Manufacturers and EnerDel and Manufacturing & Technology

Battery maker EnerDel loses CEO, names interim

April 24, 2014

EnerDel Inc. CEO David Roberts has resigned and chief operating officer Michael Canada will replace him on an interim basis, the Indianapolis lithium-ion battery manufacturer announced Thursday afternoon.

Roberts steps down after taking the post in June 2012 in the wake of the company’s Chapter 11 restructuring.

He took the helm as the company changed its strategy amid sluggish demand for the electric cars its batteries were developed to power.

The company, which received a large federal incentive in 2009 to ramp up production, began struggling after the bankruptcy of its primary customer, Think Global, went bankrupt in 2011.

EnerDel’s parent, publicly traded Ener1, followed in suit and filed for Chapter 11. A Russian investor acquired the company in 2012 and took it private.

Roberts began as CEO soon after EnerDel emerged from bankruptcy protection.

He quickly turned the company’s focus toward marketing its products as storage devices for power grids.

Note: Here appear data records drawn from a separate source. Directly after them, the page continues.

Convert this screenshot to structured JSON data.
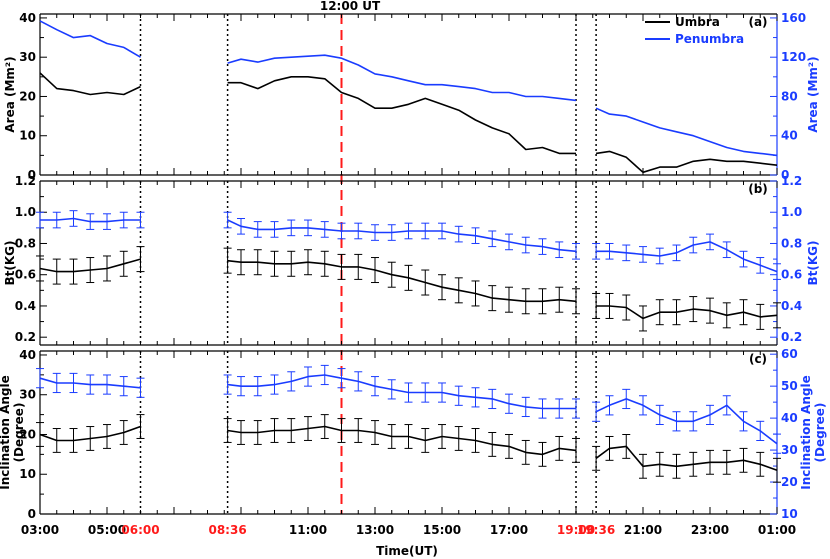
{
  "figure": {
    "top_label": "12:00 UT",
    "xlabel": "Time(UT)",
    "colors": {
      "umbra": "#000000",
      "penumbra": "#1a3cff",
      "event_red": "#ff1a1a"
    },
    "x_ticks": [
      {
        "label": "03:00",
        "h": 3,
        "color": "#000000"
      },
      {
        "label": "05:00",
        "h": 5,
        "color": "#000000"
      },
      {
        "label": "06:00",
        "h": 6,
        "color": "#ff1a1a"
      },
      {
        "label": "08:36",
        "h": 8.6,
        "color": "#ff1a1a"
      },
      {
        "label": "11:00",
        "h": 11,
        "color": "#000000"
      },
      {
        "label": "13:00",
        "h": 13,
        "color": "#000000"
      },
      {
        "label": "15:00",
        "h": 15,
        "color": "#000000"
      },
      {
        "label": "17:00",
        "h": 17,
        "color": "#000000"
      },
      {
        "label": "19:00",
        "h": 19,
        "color": "#ff1a1a"
      },
      {
        "label": "19:36",
        "h": 19.6,
        "color": "#ff1a1a"
      },
      {
        "label": "21:00",
        "h": 21,
        "color": "#000000"
      },
      {
        "label": "23:00",
        "h": 23,
        "color": "#000000"
      },
      {
        "label": "01:00",
        "h": 25,
        "color": "#000000"
      }
    ],
    "dotted_lines_h": [
      6,
      8.6,
      19,
      19.6
    ],
    "dashed_line_h": 12
  },
  "chart_data": [
    {
      "type": "line",
      "panel": "(a)",
      "ylabel_left": "Area (Mm²)",
      "ylabel_right": "Area (Mm²)",
      "ylim_left": [
        0,
        41
      ],
      "ylim_right": [
        0,
        164
      ],
      "yticks_left": [
        0,
        10,
        20,
        30,
        40
      ],
      "yticks_right": [
        0,
        40,
        80,
        120,
        160
      ],
      "legend": [
        "Umbra",
        "Penumbra"
      ],
      "legend_position": "top-right",
      "series": [
        {
          "name": "Umbra",
          "axis": "left",
          "segments": [
            {
              "x": [
                3,
                3.5,
                4,
                4.5,
                5,
                5.5,
                6
              ],
              "y": [
                26,
                22,
                21.5,
                20.5,
                21,
                20.5,
                22.5
              ]
            },
            {
              "x": [
                8.6,
                9,
                9.5,
                10,
                10.5,
                11,
                11.5,
                12,
                12.5,
                13,
                13.5,
                14,
                14.5,
                15,
                15.5,
                16,
                16.5,
                17,
                17.5,
                18,
                18.5,
                19
              ],
              "y": [
                23.5,
                23.5,
                22,
                24,
                25,
                25,
                24.5,
                21,
                19.5,
                17,
                17,
                18,
                19.5,
                18,
                16.5,
                14,
                12,
                10.5,
                6.5,
                7,
                5.5,
                5.5
              ]
            },
            {
              "x": [
                19.6,
                20,
                20.5,
                21,
                21.5,
                22,
                22.5,
                23,
                23.5,
                24,
                24.5,
                25
              ],
              "y": [
                5.5,
                6,
                4.5,
                0.7,
                2,
                2,
                3.5,
                4,
                3.5,
                3.5,
                3,
                2.5
              ]
            }
          ]
        },
        {
          "name": "Penumbra",
          "axis": "right",
          "segments": [
            {
              "x": [
                3,
                3.5,
                4,
                4.5,
                5,
                5.5,
                6
              ],
              "y": [
                157,
                148,
                140,
                142,
                134,
                130,
                120
              ]
            },
            {
              "x": [
                8.6,
                9,
                9.5,
                10,
                10.5,
                11,
                11.5,
                12,
                12.5,
                13,
                13.5,
                14,
                14.5,
                15,
                15.5,
                16,
                16.5,
                17,
                17.5,
                18,
                18.5,
                19
              ],
              "y": [
                114,
                118,
                115,
                119,
                120,
                121,
                122,
                119,
                112,
                103,
                100,
                96,
                92,
                92,
                90,
                88,
                84,
                84,
                80,
                80,
                78,
                76
              ]
            },
            {
              "x": [
                19.6,
                20,
                20.5,
                21,
                21.5,
                22,
                22.5,
                23,
                23.5,
                24,
                24.5,
                25
              ],
              "y": [
                68,
                62,
                60,
                54,
                48,
                44,
                40,
                34,
                28,
                24,
                22,
                20
              ]
            }
          ]
        }
      ]
    },
    {
      "type": "line",
      "panel": "(b)",
      "ylabel_left": "Bt(KG)",
      "ylabel_right": "Bt(KG)",
      "ylim_left": [
        0.15,
        1.2
      ],
      "ylim_right": [
        0.15,
        1.2
      ],
      "yticks": [
        0.2,
        0.4,
        0.6,
        0.8,
        1.0,
        1.2
      ],
      "error_bars": true,
      "series": [
        {
          "name": "Umbra",
          "err": 0.08,
          "segments": [
            {
              "x": [
                3,
                3.5,
                4,
                4.5,
                5,
                5.5,
                6
              ],
              "y": [
                0.64,
                0.62,
                0.62,
                0.63,
                0.64,
                0.67,
                0.7
              ]
            },
            {
              "x": [
                8.6,
                9,
                9.5,
                10,
                10.5,
                11,
                11.5,
                12,
                12.5,
                13,
                13.5,
                14,
                14.5,
                15,
                15.5,
                16,
                16.5,
                17,
                17.5,
                18,
                18.5,
                19
              ],
              "y": [
                0.69,
                0.68,
                0.68,
                0.67,
                0.67,
                0.68,
                0.67,
                0.65,
                0.65,
                0.63,
                0.6,
                0.58,
                0.55,
                0.52,
                0.5,
                0.48,
                0.45,
                0.44,
                0.43,
                0.43,
                0.44,
                0.43
              ]
            },
            {
              "x": [
                19.6,
                20,
                20.5,
                21,
                21.5,
                22,
                22.5,
                23,
                23.5,
                24,
                24.5,
                25
              ],
              "y": [
                0.4,
                0.4,
                0.39,
                0.32,
                0.36,
                0.36,
                0.38,
                0.37,
                0.34,
                0.36,
                0.33,
                0.34
              ]
            }
          ]
        },
        {
          "name": "Penumbra",
          "err": 0.05,
          "segments": [
            {
              "x": [
                3,
                3.5,
                4,
                4.5,
                5,
                5.5,
                6
              ],
              "y": [
                0.95,
                0.95,
                0.96,
                0.94,
                0.94,
                0.95,
                0.95
              ]
            },
            {
              "x": [
                8.6,
                9,
                9.5,
                10,
                10.5,
                11,
                11.5,
                12,
                12.5,
                13,
                13.5,
                14,
                14.5,
                15,
                15.5,
                16,
                16.5,
                17,
                17.5,
                18,
                18.5,
                19
              ],
              "y": [
                0.95,
                0.91,
                0.89,
                0.89,
                0.9,
                0.9,
                0.89,
                0.88,
                0.88,
                0.87,
                0.87,
                0.88,
                0.88,
                0.88,
                0.86,
                0.85,
                0.83,
                0.81,
                0.79,
                0.78,
                0.76,
                0.75
              ]
            },
            {
              "x": [
                19.6,
                20,
                20.5,
                21,
                21.5,
                22,
                22.5,
                23,
                23.5,
                24,
                24.5,
                25
              ],
              "y": [
                0.75,
                0.75,
                0.74,
                0.73,
                0.72,
                0.74,
                0.79,
                0.81,
                0.76,
                0.7,
                0.66,
                0.62
              ]
            }
          ]
        }
      ]
    },
    {
      "type": "line",
      "panel": "(c)",
      "ylabel_left": [
        "Inclination Angle",
        "(Degree)"
      ],
      "ylabel_right": [
        "Inclination Angle",
        "(Degree)"
      ],
      "ylim_left": [
        0,
        41
      ],
      "ylim_right": [
        10,
        61
      ],
      "yticks_left": [
        0,
        10,
        20,
        30,
        40
      ],
      "yticks_right": [
        10,
        20,
        30,
        40,
        50,
        60
      ],
      "error_bars": true,
      "series": [
        {
          "name": "Umbra",
          "axis": "left",
          "err": 3,
          "segments": [
            {
              "x": [
                3,
                3.5,
                4,
                4.5,
                5,
                5.5,
                6
              ],
              "y": [
                20,
                18.5,
                18.5,
                19,
                19.5,
                20.5,
                22
              ]
            },
            {
              "x": [
                8.6,
                9,
                9.5,
                10,
                10.5,
                11,
                11.5,
                12,
                12.5,
                13,
                13.5,
                14,
                14.5,
                15,
                15.5,
                16,
                16.5,
                17,
                17.5,
                18,
                18.5,
                19
              ],
              "y": [
                21,
                20.5,
                20.5,
                21,
                21,
                21.5,
                22,
                21,
                21,
                20.5,
                19.5,
                19.5,
                18.5,
                19.5,
                19,
                18.5,
                17.5,
                17,
                15.5,
                15,
                16.5,
                16
              ]
            },
            {
              "x": [
                19.6,
                20,
                20.5,
                21,
                21.5,
                22,
                22.5,
                23,
                23.5,
                24,
                24.5,
                25
              ],
              "y": [
                14,
                16.5,
                17,
                12,
                12.5,
                12,
                12.5,
                13,
                13,
                13.5,
                12.5,
                11
              ]
            }
          ]
        },
        {
          "name": "Penumbra",
          "axis": "right",
          "err": 3,
          "segments": [
            {
              "x": [
                3,
                3.5,
                4,
                4.5,
                5,
                5.5,
                6
              ],
              "y": [
                52.5,
                51,
                51,
                50.5,
                50.5,
                50,
                49.5
              ]
            },
            {
              "x": [
                8.6,
                9,
                9.5,
                10,
                10.5,
                11,
                11.5,
                12,
                12.5,
                13,
                13.5,
                14,
                14.5,
                15,
                15.5,
                16,
                16.5,
                17,
                17.5,
                18,
                18.5,
                19
              ],
              "y": [
                50.5,
                50,
                50,
                50.5,
                51.5,
                53,
                53.5,
                52.5,
                51.5,
                50,
                49,
                48,
                48,
                48,
                47,
                46.5,
                46,
                44.5,
                43.5,
                43,
                43,
                43
              ]
            },
            {
              "x": [
                19.6,
                20,
                20.5,
                21,
                21.5,
                22,
                22.5,
                23,
                23.5,
                24,
                24.5,
                25
              ],
              "y": [
                42,
                44,
                46,
                44,
                41,
                39,
                39,
                41,
                44,
                39,
                36,
                32
              ]
            }
          ]
        }
      ]
    }
  ]
}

But EnerDel continued to struggle securing contracts, resulting in layoffs.

“It has been my honor to lead EnerDel over the past two years as the company stabilized and built a sustainable business model in the fickle space of lithium-ion batteries,” he said in a prepared statement.

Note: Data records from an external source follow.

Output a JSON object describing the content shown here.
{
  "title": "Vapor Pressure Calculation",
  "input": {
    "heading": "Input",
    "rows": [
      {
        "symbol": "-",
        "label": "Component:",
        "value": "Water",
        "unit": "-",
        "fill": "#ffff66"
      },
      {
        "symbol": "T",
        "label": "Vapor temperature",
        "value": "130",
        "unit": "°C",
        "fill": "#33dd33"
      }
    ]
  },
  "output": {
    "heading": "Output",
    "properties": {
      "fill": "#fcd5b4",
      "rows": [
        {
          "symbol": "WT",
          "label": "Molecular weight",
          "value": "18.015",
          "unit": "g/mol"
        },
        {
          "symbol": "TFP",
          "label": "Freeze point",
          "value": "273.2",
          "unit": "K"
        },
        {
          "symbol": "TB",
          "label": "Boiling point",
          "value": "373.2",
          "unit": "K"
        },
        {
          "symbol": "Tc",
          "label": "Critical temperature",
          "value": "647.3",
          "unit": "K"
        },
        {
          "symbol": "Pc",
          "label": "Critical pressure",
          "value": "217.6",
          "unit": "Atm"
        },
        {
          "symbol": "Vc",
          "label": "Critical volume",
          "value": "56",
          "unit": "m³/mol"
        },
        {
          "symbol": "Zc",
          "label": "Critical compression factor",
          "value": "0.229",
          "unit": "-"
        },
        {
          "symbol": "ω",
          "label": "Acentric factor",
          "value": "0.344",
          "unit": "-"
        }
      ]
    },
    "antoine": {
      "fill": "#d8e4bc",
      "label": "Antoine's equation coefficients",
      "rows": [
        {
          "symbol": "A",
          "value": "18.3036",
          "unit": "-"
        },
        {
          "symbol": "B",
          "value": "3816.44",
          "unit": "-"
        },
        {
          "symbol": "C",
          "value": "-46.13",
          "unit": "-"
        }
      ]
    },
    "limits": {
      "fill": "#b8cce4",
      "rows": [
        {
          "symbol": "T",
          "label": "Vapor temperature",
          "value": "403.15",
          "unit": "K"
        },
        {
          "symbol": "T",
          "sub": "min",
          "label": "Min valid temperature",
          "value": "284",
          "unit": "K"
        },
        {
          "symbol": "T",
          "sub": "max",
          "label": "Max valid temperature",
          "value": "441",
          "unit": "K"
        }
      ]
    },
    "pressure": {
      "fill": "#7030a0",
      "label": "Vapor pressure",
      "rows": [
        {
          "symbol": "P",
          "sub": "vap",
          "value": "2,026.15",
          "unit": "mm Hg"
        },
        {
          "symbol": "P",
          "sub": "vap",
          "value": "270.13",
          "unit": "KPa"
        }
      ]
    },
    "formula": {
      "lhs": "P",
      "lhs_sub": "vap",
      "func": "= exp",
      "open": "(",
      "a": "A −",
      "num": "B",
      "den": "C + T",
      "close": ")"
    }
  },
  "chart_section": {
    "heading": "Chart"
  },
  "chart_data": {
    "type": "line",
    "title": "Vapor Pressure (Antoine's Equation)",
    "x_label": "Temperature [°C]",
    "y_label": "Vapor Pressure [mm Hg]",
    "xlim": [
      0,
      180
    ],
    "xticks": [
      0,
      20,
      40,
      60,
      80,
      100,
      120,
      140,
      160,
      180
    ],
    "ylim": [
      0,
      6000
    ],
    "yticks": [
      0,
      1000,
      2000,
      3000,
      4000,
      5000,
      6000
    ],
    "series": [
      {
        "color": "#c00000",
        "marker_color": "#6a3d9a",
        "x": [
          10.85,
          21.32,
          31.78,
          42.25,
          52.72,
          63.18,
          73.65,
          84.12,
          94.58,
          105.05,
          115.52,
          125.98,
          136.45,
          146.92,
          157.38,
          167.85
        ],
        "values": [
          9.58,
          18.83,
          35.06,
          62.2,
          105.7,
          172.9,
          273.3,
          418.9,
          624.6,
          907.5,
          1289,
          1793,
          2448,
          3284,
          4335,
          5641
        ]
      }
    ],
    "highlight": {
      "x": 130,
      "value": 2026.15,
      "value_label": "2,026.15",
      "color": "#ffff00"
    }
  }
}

“I believe that EnerDel is now positioned for an exciting growth stage as the market recognizes the value of implementing energy storage strategies today.  There is still work to be done in the industry, and I think that Mike [Canada] will do a great job solidifying EnerDel’s spot as a market leader.”

Roberts will "continue to support" company during its leadership transition, EnerDel said.

Canada, his replacement, has been with the company since January. He was previously a vice president and general manager for Altairnano, another lithium-ion battery maker. He also worked for DaimlerChrysler, Goodrich Aerospace, Harman/Becker Automotive Systems and Praxair.

“The company is at the right spot strategically to capitalize on the growing understanding of how lithium-ion energy storage can facilitate our broader goals of energy security and independence, as well as the sustainable impact of integrating renewables on our grid,” Canada said in a prepared statement. “Our focus will be on delivering beyond our current customers’ expectations and cultivating new customers based on our historic success.”